Малама поведал, что вагонно-барачная система — это компромисс с первоначальной идеей Янушкевича — со стройными шатрами под открытым небом, с тем истинно воинским образом жизни, где все, от солдата до генерала, должны чувствовать себя в походе. В этом залог воинского духа. Сам Янушкевич пытается до сих пор хоть частицу шатровой идеи воплощать в своем вагоне: там у него великолепный салон, прекрасный письменный стол, но все свои бумаги и телеграммы кучками раскладывает по постели.
Дондуа в этот день пережил потрясение, от которого всю ночь потом не мог заснуть.
В Ставке знали, что никакие труды и заботы не отвлекают императора от ежедневной двухчасовой прогулки. К его приезду разбили и утрамбовали в лесу дорожки, поставили кое-где скамейки и столики. Проходя по одной из таких дорожек, где стоял на своем посту Дондуа, он подозвал его жестом.
— Принеси-ка мне этот грибок.
Поручик кинулся под сосны, как на вражеские позиции. Но, сорвав великолепный гриб боровик, покраснел. Гриб оказался деревянный.
— А ну-ка, принеси вон тот.
Второй тоже из дерева. Государь усмехнулся и взял оба.
— Свезу домой.
Рассматривая грибы, он, не поворачивая головы, спросил:
— Что тебе предсказал Перен?
Это было как выстрел в упор. Язык у Дондуа прилип к гортани.
— Я… Ваше величество… Это была глупость…
— Почему же глупость? Не понимаю.
— Я хотел знать, не случится ли со мной несчастья… Я был взволнован сном.
— Сном?
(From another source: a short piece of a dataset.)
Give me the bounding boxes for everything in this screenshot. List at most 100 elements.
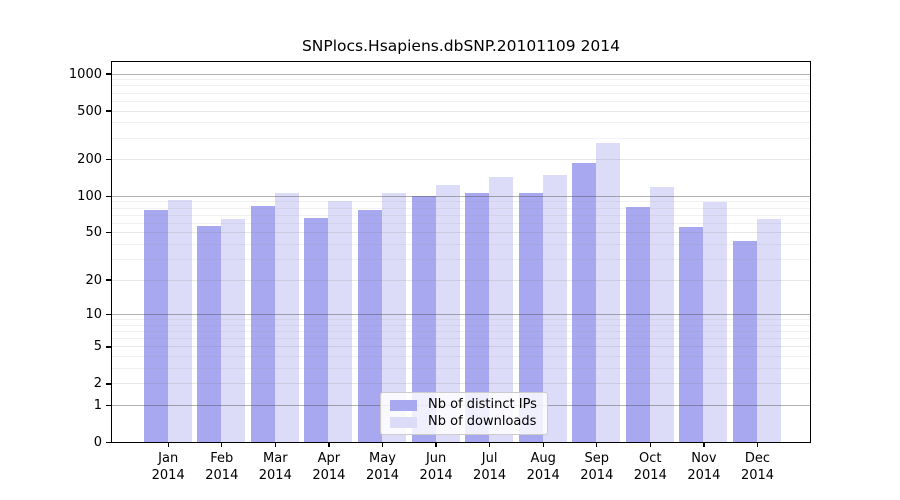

Ну-ка расскажи. Что за сон?
Император сел на деревянную скамейку, приготовившись слушать. Сбиваясь и срываясь с голоса, Дондуа рассказал, как во сне видел себя в просторном зале, как одна из стен зала вдруг разверзлась, и снаружи, озаренная странным светом, стала надвигаться голубая скала.
— И потом?
— Это было так страшно, ваше величество, что я проснулся…
— Интересно!.. Очень интересно!.. — шептал император губами белыми, как папироса, которую он вынул из портсигара, чтобы закурить.
Наутро, перед самым отъездом, с графом Фредериксом случился легкий удар; он побледнел, впал в беспамятство, а когда очнулся и пытался ходить, правая нога подогнулась и не держала. Лейб-хирург Федоров ничего опасного не нашел, но прописал постель и полный покой.
— Вы бы ему прописали, Сергей Павлович, полное освобождение от службы, — пробурчал Нилов. — Жаль, конечно, старика, но ведь и государя надо пожалеть. Это не шутка — держать в такое время министром двора человека, который, глядя за обедом на поданную грушу, спрашивает, что это за овощ?